Ecco la prima parte di un’intervista doppia che vuole mettere a confronto produttore e cliente di Fattoria Mendoza.

 

MAURIZIO, quando è nato il tuo amore per il mondo dell'effettistica e come è nata Fattoria Mendoza?

"L'interesse e la passione di rielaborare suoni nasce all'inizio degli anni ‘80. In quel periodo ho iniziato collaborazioni tecnico/musicali con alcuni studi di registrazione lombardi, afferente alla produzione di brani miei e di terze parti. La molla è scattata nel 1981, quando ho incontrato l'ing. del suono Allan Goldberg negli Stone Castle Studios di Carimate (Co).

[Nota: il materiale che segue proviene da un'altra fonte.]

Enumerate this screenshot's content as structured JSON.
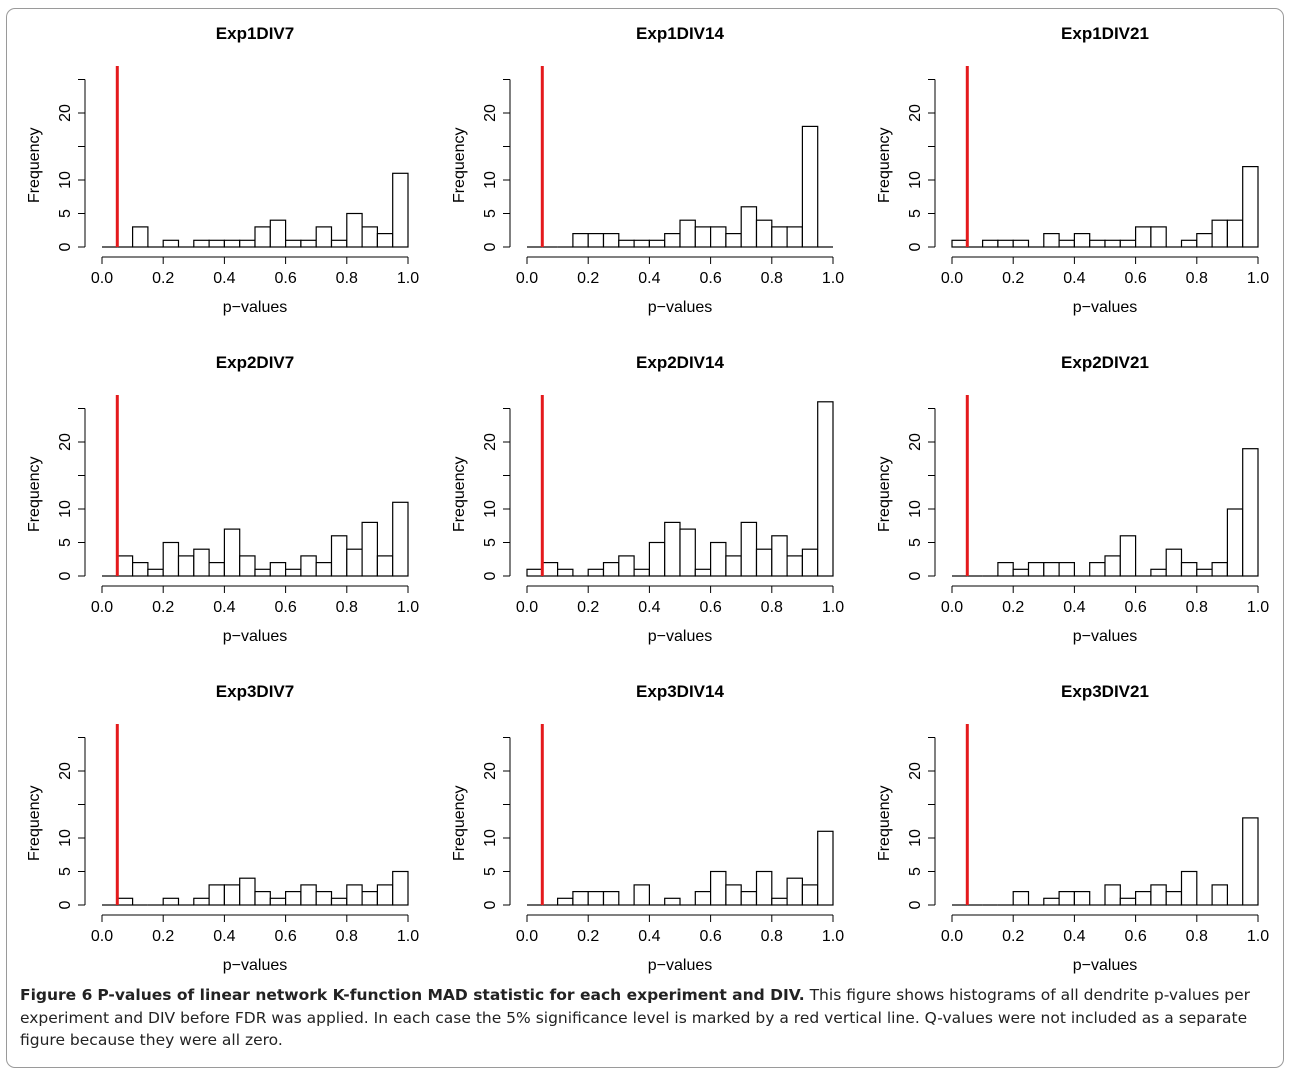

Affascinato dalla qualità armonica generata da torri di processori, magicamente gestiti da Allan, gli ho chiesto di continuare la sua esperienza nello studio che stavo creando in quel di Brescia. Da allora fino al 2011 mi sono occupato di varie cose, mantenendo attiva la costruzione amatoriale di effetti a pedale. Nel 2012, ho deciso di intraprendere la strada di una produzione maggiormente intensiva con un'unica caratteristica: produrre non effetti fine a se stessi, bensì suoni altamente dinamici capaci di percepire finemente il tocco del musicista, trasformando il suono in una vera produzione armonica e musicale. Insomma, costruire "strumenti musicali" che permettessero si essere un vero spunto creativo per il musicista, indipendentemente dallo strumento suonato."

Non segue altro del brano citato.